Re-baseline when the rubric changes meaningfully, when the grader model is upgraded, or when the fixture set turns over by more than ~20%. Otherwise, leave the baseline alone; the value of the scoreboard is its continuity.

Frequently asked.

What is eval versioning?
Eval versioning is the discipline of treating the fixture set, the rubric, the baseline scoreboard, and the grader model version as versioned artefacts in git. Each is PR-reviewed and release-noted. Without it, scores aren't comparable across releases. With it, every drift is traceable to a specific change.

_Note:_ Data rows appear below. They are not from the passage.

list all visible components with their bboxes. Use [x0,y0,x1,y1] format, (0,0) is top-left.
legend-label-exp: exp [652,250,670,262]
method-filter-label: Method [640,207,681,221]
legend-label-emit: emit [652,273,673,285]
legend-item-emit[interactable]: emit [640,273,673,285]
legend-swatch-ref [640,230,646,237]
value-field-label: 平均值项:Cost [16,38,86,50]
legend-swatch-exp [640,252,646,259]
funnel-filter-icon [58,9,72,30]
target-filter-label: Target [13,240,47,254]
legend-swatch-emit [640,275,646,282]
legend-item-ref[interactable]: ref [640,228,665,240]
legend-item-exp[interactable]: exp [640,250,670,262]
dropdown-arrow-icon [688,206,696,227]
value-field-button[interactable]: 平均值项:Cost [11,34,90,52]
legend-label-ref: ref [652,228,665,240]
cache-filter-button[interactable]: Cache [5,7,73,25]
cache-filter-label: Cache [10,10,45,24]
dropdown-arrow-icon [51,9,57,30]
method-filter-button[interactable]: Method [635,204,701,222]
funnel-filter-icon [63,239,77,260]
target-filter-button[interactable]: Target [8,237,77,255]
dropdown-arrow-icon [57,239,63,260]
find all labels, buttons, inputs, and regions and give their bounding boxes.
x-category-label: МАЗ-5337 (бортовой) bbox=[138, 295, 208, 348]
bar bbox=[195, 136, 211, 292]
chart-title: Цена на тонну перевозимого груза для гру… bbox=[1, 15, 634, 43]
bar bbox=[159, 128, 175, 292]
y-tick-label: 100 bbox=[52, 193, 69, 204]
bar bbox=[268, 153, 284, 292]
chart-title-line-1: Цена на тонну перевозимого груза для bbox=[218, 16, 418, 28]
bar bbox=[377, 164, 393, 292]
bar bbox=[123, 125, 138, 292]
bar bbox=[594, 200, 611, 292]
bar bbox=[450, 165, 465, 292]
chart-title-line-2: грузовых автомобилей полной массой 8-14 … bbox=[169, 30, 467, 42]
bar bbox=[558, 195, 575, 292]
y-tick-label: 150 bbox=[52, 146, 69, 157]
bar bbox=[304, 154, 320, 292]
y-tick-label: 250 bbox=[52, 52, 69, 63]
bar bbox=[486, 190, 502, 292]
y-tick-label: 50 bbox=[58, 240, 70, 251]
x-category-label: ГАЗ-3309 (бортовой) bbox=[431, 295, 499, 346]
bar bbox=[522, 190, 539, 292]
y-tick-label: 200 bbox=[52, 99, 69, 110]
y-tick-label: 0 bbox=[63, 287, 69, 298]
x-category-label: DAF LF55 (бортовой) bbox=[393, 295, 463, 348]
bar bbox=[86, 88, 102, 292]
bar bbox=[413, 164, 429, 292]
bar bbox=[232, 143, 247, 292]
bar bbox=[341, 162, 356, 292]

When do we re-baseline the scoreboard?
When the rubric changes meaningfully, when the grader model is upgraded, or when the fixture set turns over by more than ~20%. Otherwise leave the baseline alone — the value of the scoreboard is its continuity across releases.
Should we version the grader model?
Yes. An LLM grader update shifts scores even on identical fixtures and rubric. Pin the grader version like any other infrastructure dependency. Bump it deliberately, treat it as a scoreboard-affecting change, re-baseline after the bump.
How does eval versioning relate to the regression gate?
The regression gate reads from the versioned baseline scoreboard. A release ships only if the new scoreboard doesn't regress past tolerance from the baseline. Without versioning, the baseline is whatever someone remembers, which means the gate is theatre.